Preparativi per la messa ufficiale in memoria delle vittime del terremoto, 24 agosto 2020. Foto: Giulia Scandolara.

Durante la cerimonia ufficiale in memoria delle vittime, le proteste non sono più scritte, ma urlate dritte in faccia a Conte. Alla donna che senza preavviso si para di fronte al premier, il Sindaco di Amatrice Antonio Fontanella esclama: «Lo so che siete delusi (…) però abbiamo lavorato per cambiare lo scenario». «Noi vogliamo concretezza. Siamo stanchi delle promesse», spiega tuttavia la donna al Premier. Il Sindaco Fontanella la rabbonisce: «Dobbiamo ringraziare il Presidente che ha ascoltato le proposte del cratere (…) si può ricostruire». Ma tuona, sibillina, poco dopo la voce del Vescovo di Rieti: «La ricostruzione non basta, se non si cura la qualità dei legami interpersonali (…)».

Si va a capo velocemente da quella ricorrenza e Legnini annuncia già poche ore dopo il nuovo obiettivo per la primavera: veder aperti almeno 5000 cantieri privati e pubblici. «Non tengo conto di tutto quello che dice adesso. Ci sono le elezioni. È tutta campagna per farsi notare e stringere alleanze politiche» tornano alla mente le parole di un abitante di Camerino. Pare che dopo anni vi sia una nuova euforia istituzionale. In pochi giorni si tenta forse di risollevare il morale del cratere terremotato con gesti simbolici?

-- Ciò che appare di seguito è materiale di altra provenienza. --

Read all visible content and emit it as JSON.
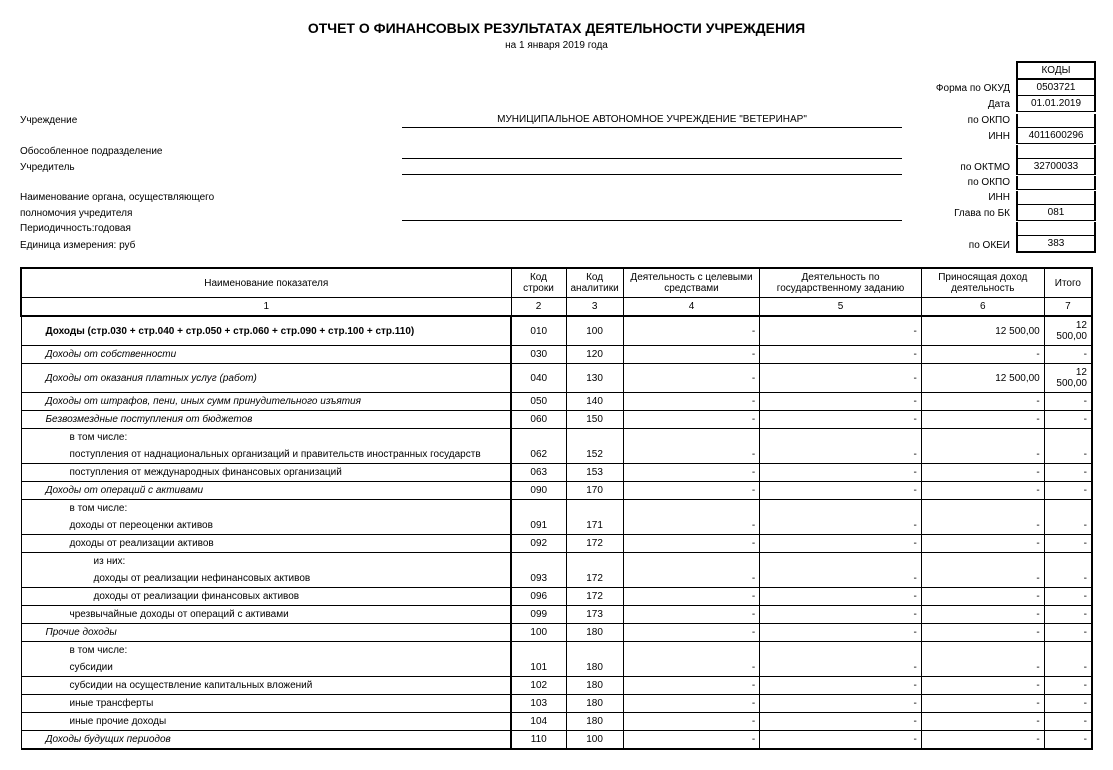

Senza preavviso i sindaci si recano tutti insieme da Conte, a Roma. «Se l’avessimo saputo, che andavano a Roma, avremmo organizzato una manifestazione e li avremmo seguiti. Invece hanno preparato tutto e hanno fatto una sorpresa» dice una signora di Amatrice «nessun cittadino sapeva di questo incontro».

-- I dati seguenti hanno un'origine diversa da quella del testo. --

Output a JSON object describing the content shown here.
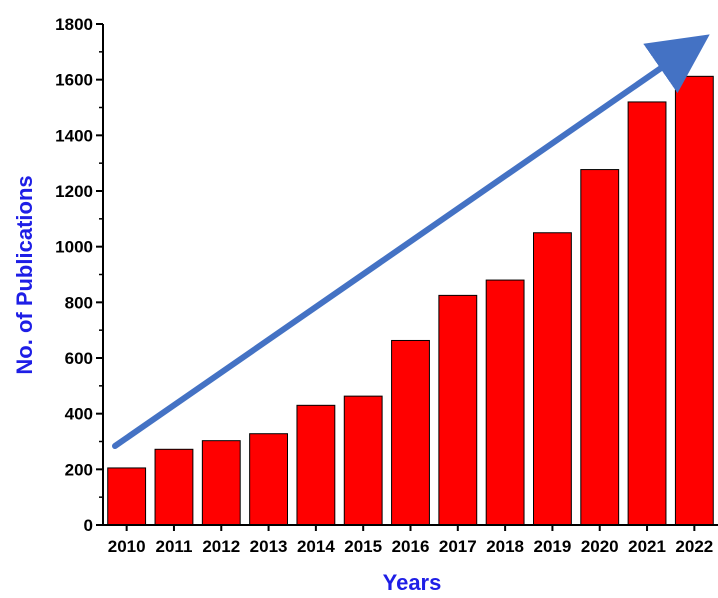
{
  "chart_data": {
    "type": "bar",
    "title": "",
    "xlabel": "Years",
    "ylabel": "No. of Publications",
    "categories": [
      "2010",
      "2011",
      "2012",
      "2013",
      "2014",
      "2015",
      "2016",
      "2017",
      "2018",
      "2019",
      "2020",
      "2021",
      "2022"
    ],
    "values": [
      205,
      272,
      303,
      328,
      430,
      463,
      663,
      825,
      880,
      1050,
      1277,
      1520,
      1612
    ],
    "ylim": [
      0,
      1800
    ],
    "yticks": [
      "0",
      "200",
      "400",
      "600",
      "800",
      "1000",
      "1200",
      "1400",
      "1600",
      "1800"
    ],
    "grid": false,
    "legend": "none",
    "trend_arrow": true,
    "colors": {
      "bar_fill": "#ff0000",
      "bar_stroke": "#000000",
      "axis_title": "#1e1ee6",
      "arrow": "#4472c4"
    }
  }
}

Circa due settimane dopo Conte arriva a Norcia e, dopo la visita alle scuole appena inaugurate, passeggia per il centro, lentamente, concedendo selfie. «Non possiamo vedere la basilica così»: dice, mentre annuncia che il colosso ENI aiuterà la ricostruzione di quello che è un simbolo per gli abitanti. Alcuni restano attoniti, ora per le tardive affermazioni del Premier, ora per l’omertà dei nursini. «Adesso si fanno i selfie con Conte?» mi domanda una produttrice locale. «Hanno già dimenticato quello che abbiamo passato per colpa di questi politici?».

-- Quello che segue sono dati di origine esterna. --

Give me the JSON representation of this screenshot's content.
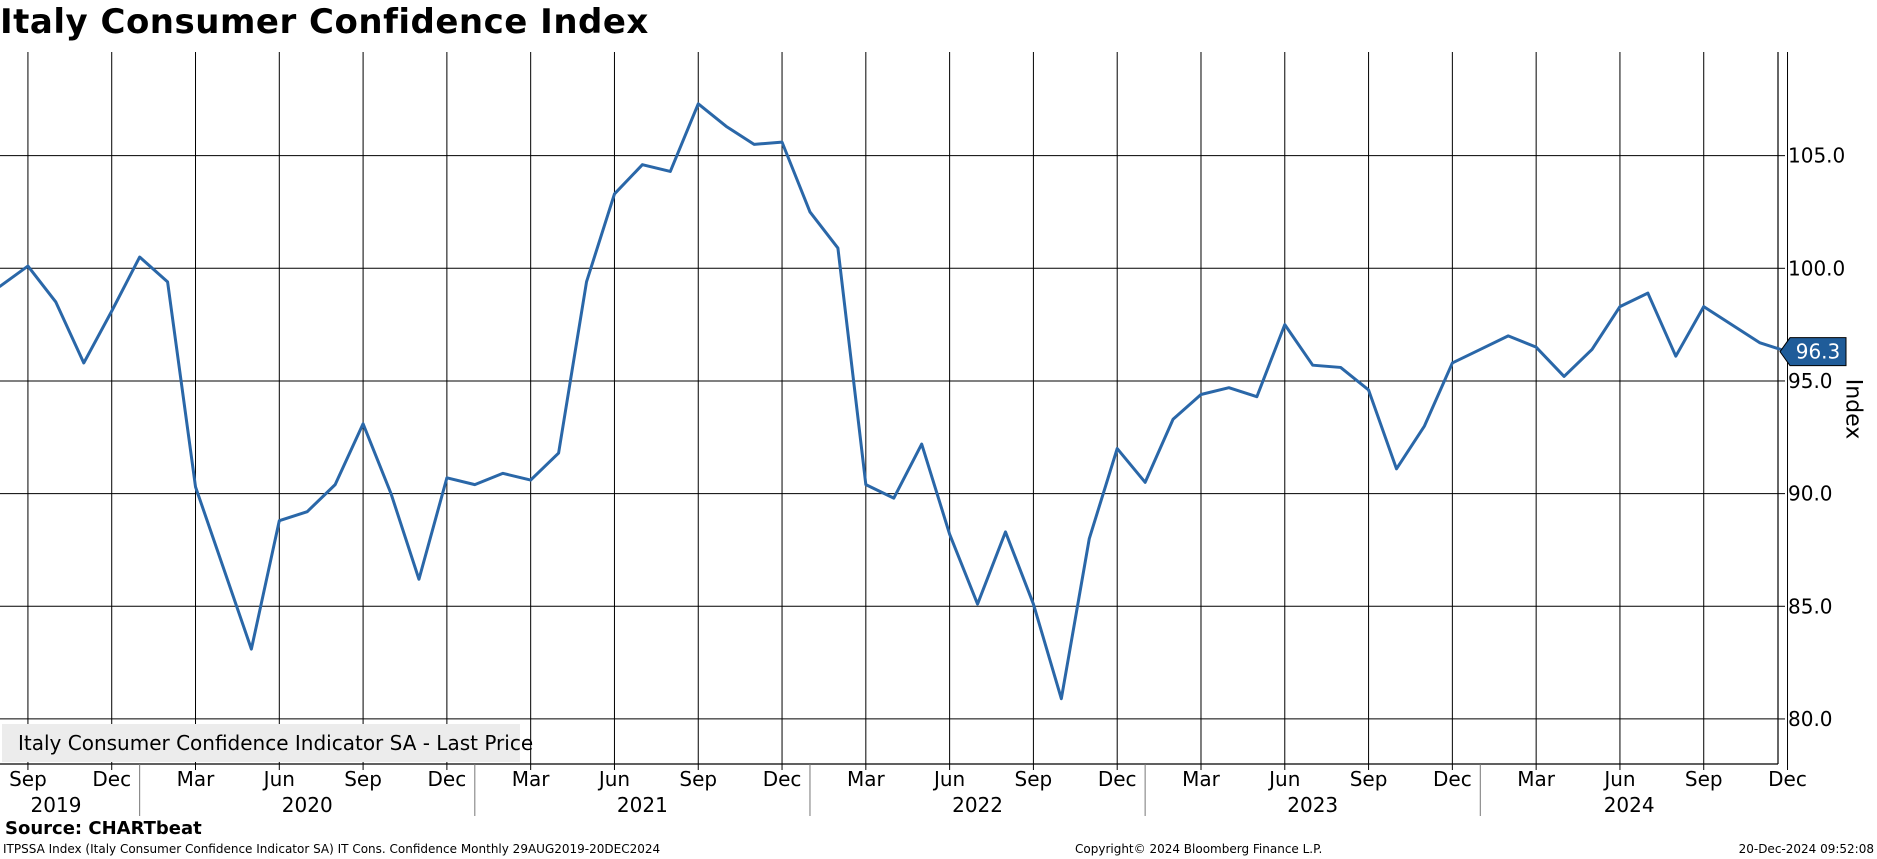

La fiducia è finita, certo, esattamente laddove è stato superato il «confine della vergogna», volendo citare uno striscione appeso ad Amatrice proprio in occasione della messa ufficiale del 24 Agosto. Si è appoggiata al trauma non elaborato, alla frattura del dialogo fra istituzioni e cittadini, due realtà che sembrano non entrare mai in relazione, entro una modalità di dialogo realmente interdipendente. A oggi è forse questo il vero nodo. Non sono i soldi (ora in arrivo), la burocrazia (semplificata), ma sono le relazioni, a mancare.